Katie Holmes, a Yale Medical Group (YMG) APRN and primary provider for Yale-New Haven Children’s Hospital (YNHCH) Pediatric Concussion Clinic, said that in her experience many athletes are simply unaware of what constitutes a concussion.

“I’ll see people who come to me having had a concussion, and then say ‘Oh, actually I think I’ve probably had other concussions in the past,’” Holmes said. “Kids don’t know they’ve had concussions, and the coach’s eyes can’t be everywhere.”

According to Arnett, this may result from a gap in education between medical professionals and coaches and athletes. Medical personnel and trainers are significantly more educated about concussions and safe in their approach to them than athletes and coaches, according to a 2010 study by Arnett’s research group.

Then, there is the issue of sports culture, which Arnett thinks exacerbates the underdiagnosis problems. Players don’t want to be removed from the game and want to be viewed as tough by their teammates, he said.

“In the athletic context, there is an ethos, particularly in football but also in other sports, about playing through injury and toughness,” Arnett said. “There are many examples of athletes being lauded for playing through injury, but in concussions that’s not a good idea... If the player reports a concussion, they know they are going to be removed from play. If that happens, they might ultimately lose their status and position on the team.”

According to Broglio, part of the problem lies in the difficulty of diagnosing concussions. Currently, there is no concrete diagnosis, so physicians have to rely on reported symptoms. And the nature of the symptoms, he explained, can make it difficult to recognize concussions.

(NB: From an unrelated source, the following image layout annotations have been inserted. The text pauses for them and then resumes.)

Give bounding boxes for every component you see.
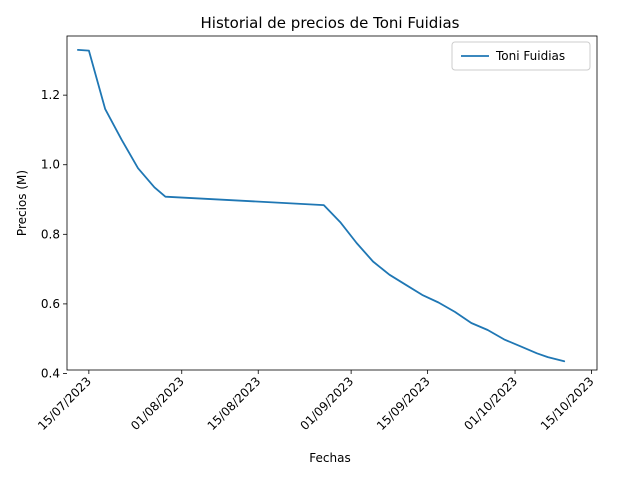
y-tick-label: 0.4 xyxy=(41,366,60,380)
x-tick-label: 01/10/2023 xyxy=(461,374,520,433)
legend-box xyxy=(451,41,591,71)
series-layer xyxy=(77,49,566,363)
series-line-0 xyxy=(77,49,566,363)
y-tick-label: 1.0 xyxy=(41,158,60,172)
x-tick-label: 01/09/2023 xyxy=(297,374,356,433)
x-axis: 15/07/2023 01/08/2023 15/08/2023 01/09/2023… xyxy=(35,370,597,433)
y-axis: 0.4 0.6 0.8 1.0 1.2 xyxy=(41,88,67,380)
x-axis-label: Fechas xyxy=(309,451,350,465)
y-axis-label: Precios (M) xyxy=(15,170,29,236)
x-tick-label: 15/07/2023 xyxy=(35,374,94,433)
y-tick-label: 0.6 xyxy=(41,297,60,311)
y-tick-label: 0.8 xyxy=(41,227,60,241)
y-tick-label: 1.2 xyxy=(41,88,60,102)
x-tick-label: 15/09/2023 xyxy=(374,374,433,433)
legend: Toni Fuidias xyxy=(451,41,591,71)
plot-area-frame xyxy=(66,35,598,371)
chart-title: Historial de precios de Toni Fuidias xyxy=(201,14,460,32)
legend-label: Toni Fuidias xyxy=(495,49,565,63)
x-tick-label: 01/08/2023 xyxy=(128,374,187,433)
x-tick-label: 15/08/2023 xyxy=(205,374,264,433)
x-tick-label: 15/10/2023 xyxy=(538,374,597,433)
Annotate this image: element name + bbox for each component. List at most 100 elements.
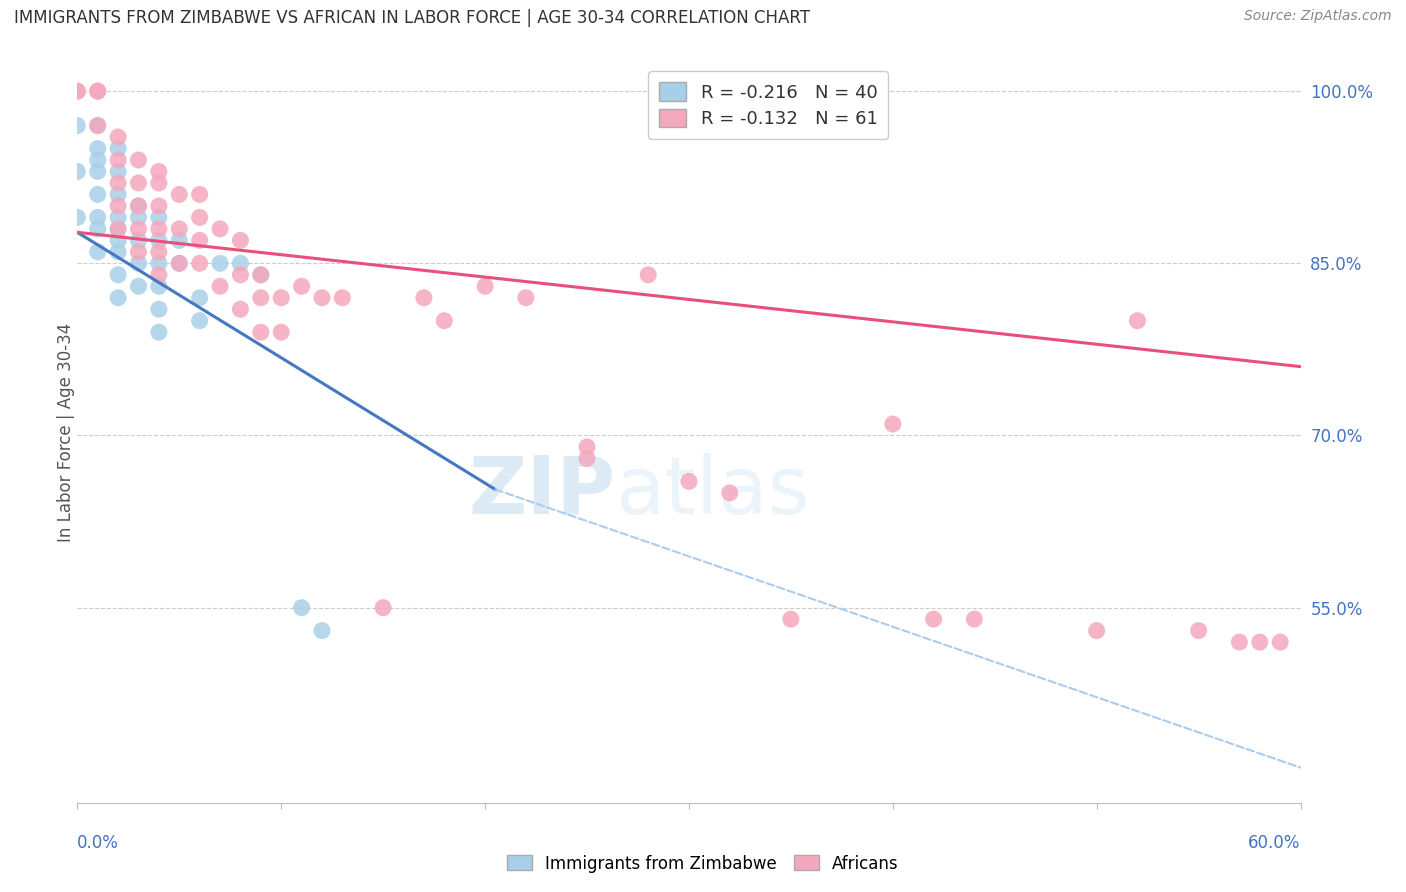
- Point: [576, 451, 599, 466]
- Point: [1229, 635, 1251, 649]
- Point: [66, 164, 89, 178]
- Point: [128, 222, 150, 236]
- Point: [87, 84, 110, 98]
- Point: [66, 84, 89, 98]
- Point: [209, 256, 232, 270]
- Point: [87, 222, 110, 236]
- Point: [148, 211, 170, 225]
- Point: [515, 291, 537, 305]
- Point: [963, 612, 986, 626]
- Point: [128, 199, 150, 213]
- Point: [270, 325, 292, 339]
- Point: [107, 233, 129, 247]
- Point: [188, 256, 211, 270]
- Point: [371, 600, 394, 615]
- Point: [637, 268, 659, 282]
- Point: [169, 187, 191, 202]
- Text: 0.0%: 0.0%: [77, 834, 120, 852]
- Point: [107, 187, 129, 202]
- Point: [332, 291, 354, 305]
- Point: [87, 244, 110, 259]
- Point: [922, 612, 945, 626]
- Point: [229, 302, 252, 317]
- Text: IMMIGRANTS FROM ZIMBABWE VS AFRICAN IN LABOR FORCE | AGE 30-34 CORRELATION CHART: IMMIGRANTS FROM ZIMBABWE VS AFRICAN IN L…: [14, 9, 810, 27]
- Point: [87, 153, 110, 167]
- Point: [128, 279, 150, 293]
- Y-axis label: In Labor Force | Age 30-34: In Labor Force | Age 30-34: [58, 323, 75, 542]
- Point: [188, 314, 211, 328]
- Point: [474, 279, 496, 293]
- Text: Source: ZipAtlas.com: Source: ZipAtlas.com: [1244, 9, 1392, 23]
- Point: [291, 600, 314, 615]
- Point: [229, 268, 252, 282]
- Point: [107, 222, 129, 236]
- Point: [66, 119, 89, 133]
- Point: [107, 142, 129, 156]
- Point: [87, 211, 110, 225]
- Point: [107, 130, 129, 145]
- Point: [148, 222, 170, 236]
- Point: [882, 417, 904, 431]
- Point: [1126, 314, 1149, 328]
- Point: [87, 164, 110, 178]
- Point: [229, 256, 252, 270]
- Text: ZIP: ZIP: [468, 453, 616, 531]
- Point: [107, 176, 129, 190]
- Point: [128, 244, 150, 259]
- Point: [148, 244, 170, 259]
- Point: [87, 119, 110, 133]
- Point: [576, 440, 599, 454]
- Point: [87, 187, 110, 202]
- Point: [87, 142, 110, 156]
- Point: [107, 244, 129, 259]
- Point: [291, 279, 314, 293]
- Point: [107, 268, 129, 282]
- Point: [1270, 635, 1292, 649]
- Point: [128, 199, 150, 213]
- Point: [107, 199, 129, 213]
- Point: [1249, 635, 1271, 649]
- Point: [66, 211, 89, 225]
- Point: [128, 153, 150, 167]
- Legend: Immigrants from Zimbabwe, Africans: Immigrants from Zimbabwe, Africans: [501, 848, 905, 880]
- Point: [209, 279, 232, 293]
- Point: [678, 475, 700, 489]
- Point: [780, 612, 803, 626]
- Point: [270, 291, 292, 305]
- Point: [311, 624, 333, 638]
- Point: [148, 233, 170, 247]
- Point: [413, 291, 436, 305]
- Point: [188, 211, 211, 225]
- Point: [107, 222, 129, 236]
- Point: [148, 256, 170, 270]
- Point: [66, 84, 89, 98]
- Point: [188, 187, 211, 202]
- Point: [148, 302, 170, 317]
- Point: [250, 291, 273, 305]
- Point: [718, 486, 741, 500]
- Point: [107, 164, 129, 178]
- Point: [250, 268, 273, 282]
- Point: [250, 325, 273, 339]
- Point: [128, 233, 150, 247]
- Point: [169, 256, 191, 270]
- Text: atlas: atlas: [616, 453, 810, 531]
- Point: [311, 291, 333, 305]
- Point: [229, 233, 252, 247]
- Point: [148, 268, 170, 282]
- Legend: R = -0.216   N = 40, R = -0.132   N = 61: R = -0.216 N = 40, R = -0.132 N = 61: [648, 71, 889, 139]
- Point: [209, 222, 232, 236]
- Point: [87, 119, 110, 133]
- Point: [169, 256, 191, 270]
- Point: [107, 211, 129, 225]
- Point: [128, 176, 150, 190]
- Point: [148, 199, 170, 213]
- Point: [107, 291, 129, 305]
- Point: [1085, 624, 1108, 638]
- Point: [128, 211, 150, 225]
- Point: [188, 233, 211, 247]
- Point: [148, 325, 170, 339]
- Point: [188, 291, 211, 305]
- Point: [250, 268, 273, 282]
- Point: [148, 176, 170, 190]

“[It] is a clinical diagnosis, so it’s no different from someone who has ADHD or autism — there’s no blood test, there’s no imaging that can definitively say that someone had a concussion,” Broglio said. “It’s clinically challenging, but that is where we are in the science and the medicine... Part of the complexity of concussions is that signs and symptoms of concussions overlap with other issues.”

He added that some patients have migraine disorders or are prone to headaches, but their symptoms do not mean they have a concussion. And athletes may endure a tough practice and feel fatigued, but that does not mean they have a concussion.

In addition to dealing with all of these factors, physicians also have to determine an acceptable level of risk, which changes depending on the patient being treated, Arnett said. If an athlete has a career in athletics, for instance, their cost-benefit calculus is going to be significantly different than that of an IM sports player.

According to Holmes, intervention becomes necessary when athletes report lasting cognitive impairment and difficulty with balancing and coordination. Taking longer than usual to heal is also a warning sign.



All three experts interviewed said the most important route to improvement will be educating athletes and changing the culture of sports to make it acceptable to report a concussion. Part of that responsibility lies with educational institutions.

“The NCAA, based on the way they are designed and set up ... [leaves] the concussion protocols up to the schools to decide,” Broglio said. “It really comes down to if the schools are putting the right tools and infrastructure in place to identify and manage the injury appropriately.”

Athletic programs are faced with a challenging problem: a cost-benefit equation whose costs are uncertain, but potentially devastating.
“It really comes down to if the schools are putting the right tools and infrastructure in place to identify and manage the injury appropriately.”